The PL-NeRF field is shown in
Figure 18. The first step is to generate ray bundles based on the number of pixels in the input image. For each pixel, a cone beam is emitted by the camera and then divided into frustums perpendicular to its axis. In the second step, HE and IPE are used to encode position and direction information, respectively. Finally, in the third step, the encoded information is fed into the respective MLP network. During the HE, the scene space is first normalized using the norm illustrated in
Figure 19, where each small vertex has quantified coordinates, and the Hash Table is initialized. Subsequently, a Hash Function is constructed to establish an index for each small vertex coordinate in the Hash Table. For a given input, we determine its associated small vertices and employ the Hash Function to locate their corresponding indices in the Hash Table, from which the values are retrieved and utilized for cubic interpolation calculations. Once these interpolations are obtained, they are linked together and passed into an MLP network. The IPE stage involves finding the truncated frustum region and integrating the PE of the viewing cone region. Then, we approximate the integration using a multivariate Gaussian approach and compute the Gaussian representation of the truncated frustum to obtain a multivariate Gaussian representation of encoding. Finally, we truncate the frustum’s encoding to calculate the expected encoding, which is transmitted to another MLP network. This process results in a representation that more accurately reflects the average position and depth variations within the area. Consequently, it improves our model’s global understanding and representation of local scene details.

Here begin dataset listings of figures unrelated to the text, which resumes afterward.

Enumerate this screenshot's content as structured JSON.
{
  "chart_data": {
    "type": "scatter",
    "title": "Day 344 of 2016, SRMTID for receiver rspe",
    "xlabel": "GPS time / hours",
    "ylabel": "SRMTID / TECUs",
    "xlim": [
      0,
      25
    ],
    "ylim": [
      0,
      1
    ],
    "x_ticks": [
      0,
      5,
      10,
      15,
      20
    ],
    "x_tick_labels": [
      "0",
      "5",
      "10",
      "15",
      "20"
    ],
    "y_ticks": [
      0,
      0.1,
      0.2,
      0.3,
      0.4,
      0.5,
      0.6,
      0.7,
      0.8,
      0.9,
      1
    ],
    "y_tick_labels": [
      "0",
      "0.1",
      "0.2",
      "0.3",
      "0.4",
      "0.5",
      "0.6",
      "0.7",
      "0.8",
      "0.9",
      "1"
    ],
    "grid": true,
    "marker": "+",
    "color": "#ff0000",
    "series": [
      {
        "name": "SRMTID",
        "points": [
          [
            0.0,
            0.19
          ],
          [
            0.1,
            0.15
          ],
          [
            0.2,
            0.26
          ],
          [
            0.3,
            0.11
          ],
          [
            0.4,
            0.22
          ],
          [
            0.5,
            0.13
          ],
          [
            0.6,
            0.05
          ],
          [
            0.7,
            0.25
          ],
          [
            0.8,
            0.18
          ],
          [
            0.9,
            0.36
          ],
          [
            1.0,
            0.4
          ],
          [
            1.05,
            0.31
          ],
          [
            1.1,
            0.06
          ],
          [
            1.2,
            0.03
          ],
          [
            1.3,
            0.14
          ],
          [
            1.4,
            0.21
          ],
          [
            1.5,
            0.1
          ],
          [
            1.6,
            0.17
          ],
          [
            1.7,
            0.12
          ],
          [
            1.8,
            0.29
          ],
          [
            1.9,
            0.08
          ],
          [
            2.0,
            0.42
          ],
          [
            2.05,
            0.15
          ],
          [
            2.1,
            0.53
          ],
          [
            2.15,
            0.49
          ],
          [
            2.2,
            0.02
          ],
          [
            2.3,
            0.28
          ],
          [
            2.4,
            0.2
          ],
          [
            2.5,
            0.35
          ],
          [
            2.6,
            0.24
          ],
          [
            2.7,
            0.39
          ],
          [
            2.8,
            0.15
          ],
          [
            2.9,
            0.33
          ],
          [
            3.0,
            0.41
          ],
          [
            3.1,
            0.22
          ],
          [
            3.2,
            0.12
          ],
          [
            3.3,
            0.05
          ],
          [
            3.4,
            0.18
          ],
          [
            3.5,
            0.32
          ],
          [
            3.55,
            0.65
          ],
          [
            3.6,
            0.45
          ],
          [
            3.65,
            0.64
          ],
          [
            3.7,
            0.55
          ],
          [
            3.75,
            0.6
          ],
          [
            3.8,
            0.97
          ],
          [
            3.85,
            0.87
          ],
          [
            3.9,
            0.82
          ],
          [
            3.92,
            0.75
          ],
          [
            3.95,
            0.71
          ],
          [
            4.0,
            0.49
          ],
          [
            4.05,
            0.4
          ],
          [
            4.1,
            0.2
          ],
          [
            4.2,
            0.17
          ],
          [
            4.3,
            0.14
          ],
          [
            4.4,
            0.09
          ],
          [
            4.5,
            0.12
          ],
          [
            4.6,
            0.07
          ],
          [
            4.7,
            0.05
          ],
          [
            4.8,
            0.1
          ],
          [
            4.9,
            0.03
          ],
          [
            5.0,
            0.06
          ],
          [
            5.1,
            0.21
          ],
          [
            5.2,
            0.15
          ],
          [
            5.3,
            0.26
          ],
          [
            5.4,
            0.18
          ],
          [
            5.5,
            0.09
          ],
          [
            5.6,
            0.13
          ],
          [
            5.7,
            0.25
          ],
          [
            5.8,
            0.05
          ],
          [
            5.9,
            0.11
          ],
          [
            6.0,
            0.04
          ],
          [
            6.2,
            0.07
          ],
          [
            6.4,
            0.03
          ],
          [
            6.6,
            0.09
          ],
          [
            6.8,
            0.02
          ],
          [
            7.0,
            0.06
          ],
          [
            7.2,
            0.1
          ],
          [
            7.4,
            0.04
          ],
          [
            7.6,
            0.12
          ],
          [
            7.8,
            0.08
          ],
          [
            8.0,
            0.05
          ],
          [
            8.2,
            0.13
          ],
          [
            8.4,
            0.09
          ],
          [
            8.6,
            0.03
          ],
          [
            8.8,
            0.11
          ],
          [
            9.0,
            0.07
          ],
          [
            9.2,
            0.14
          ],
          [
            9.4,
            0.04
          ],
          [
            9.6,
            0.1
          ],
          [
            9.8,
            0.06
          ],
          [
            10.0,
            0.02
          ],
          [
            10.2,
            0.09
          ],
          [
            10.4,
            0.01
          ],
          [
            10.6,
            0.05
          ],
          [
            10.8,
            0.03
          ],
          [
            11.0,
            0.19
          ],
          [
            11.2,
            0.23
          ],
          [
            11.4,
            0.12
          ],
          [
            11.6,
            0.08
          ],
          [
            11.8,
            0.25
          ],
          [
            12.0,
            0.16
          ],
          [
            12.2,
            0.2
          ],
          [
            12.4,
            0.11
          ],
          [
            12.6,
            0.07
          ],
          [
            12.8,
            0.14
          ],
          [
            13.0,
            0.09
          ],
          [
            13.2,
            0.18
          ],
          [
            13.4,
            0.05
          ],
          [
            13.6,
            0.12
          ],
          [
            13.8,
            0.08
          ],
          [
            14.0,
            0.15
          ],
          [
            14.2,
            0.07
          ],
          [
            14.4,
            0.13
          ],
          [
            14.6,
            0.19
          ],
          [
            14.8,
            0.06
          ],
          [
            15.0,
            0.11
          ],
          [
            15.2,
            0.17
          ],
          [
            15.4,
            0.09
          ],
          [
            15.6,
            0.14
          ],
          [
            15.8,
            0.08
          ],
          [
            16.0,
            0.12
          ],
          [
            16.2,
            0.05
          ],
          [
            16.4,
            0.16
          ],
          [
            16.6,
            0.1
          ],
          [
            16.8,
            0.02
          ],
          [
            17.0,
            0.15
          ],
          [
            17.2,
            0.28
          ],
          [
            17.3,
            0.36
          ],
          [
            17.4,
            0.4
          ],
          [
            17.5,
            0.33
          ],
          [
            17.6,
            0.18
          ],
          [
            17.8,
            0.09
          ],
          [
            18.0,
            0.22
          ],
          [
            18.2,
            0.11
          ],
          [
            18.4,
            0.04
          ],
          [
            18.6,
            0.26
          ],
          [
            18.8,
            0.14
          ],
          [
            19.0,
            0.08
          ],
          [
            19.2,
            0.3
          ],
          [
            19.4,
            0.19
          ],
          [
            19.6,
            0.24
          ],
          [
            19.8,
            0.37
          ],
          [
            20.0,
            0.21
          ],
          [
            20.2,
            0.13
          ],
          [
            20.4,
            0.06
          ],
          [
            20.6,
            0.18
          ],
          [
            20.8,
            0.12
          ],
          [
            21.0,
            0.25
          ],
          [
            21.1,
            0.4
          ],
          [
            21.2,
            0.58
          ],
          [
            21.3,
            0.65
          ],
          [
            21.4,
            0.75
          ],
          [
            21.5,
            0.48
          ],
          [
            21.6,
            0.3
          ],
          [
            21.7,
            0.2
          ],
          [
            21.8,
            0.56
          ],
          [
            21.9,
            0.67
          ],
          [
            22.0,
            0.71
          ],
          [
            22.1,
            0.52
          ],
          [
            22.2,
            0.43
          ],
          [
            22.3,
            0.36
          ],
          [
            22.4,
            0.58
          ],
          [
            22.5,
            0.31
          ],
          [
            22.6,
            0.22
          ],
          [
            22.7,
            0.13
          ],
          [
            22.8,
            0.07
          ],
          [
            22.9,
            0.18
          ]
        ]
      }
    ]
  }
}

After implementing the above improvements, this method effectively reconstructs continuous PTLs, thus improving the reconstruction quality and efficiency of PTLs. In addition,
Figure 20 demonstrates the introduction of the proposal network sampler, appearance embedding technology, and volume renderer in this paper. Among them, the proposal network sampler merges the sampling positions into the area in the scene where the first surface intersects, which contributes the most to the final rendering and further improves the reconstruction quality of the PTLs. The appearance embedding technology employs an image-by-image approach to embed the appearance information into the neural radiance field, taking into account the exposure differences of the training camera, which enables a better representation of texture and color details in the PTLs. Finally, the volume renderer for volume rendering also incorporates techniques from Ref-NeRF [
51] to calculate and predict the normal, convert neural radiance fields into visualized 3D scenes and generate high quality RGB rendered images.
In summary, PL-NeRF utilizes techniques such as truncated cone sampling, unbounded space contract compression, hash encoding, proposal network sampler, appearance embedding, and volume rendering combined with the progressive motion sequence images of PTLs in this study to achieve 3D reconstruction of PTLs.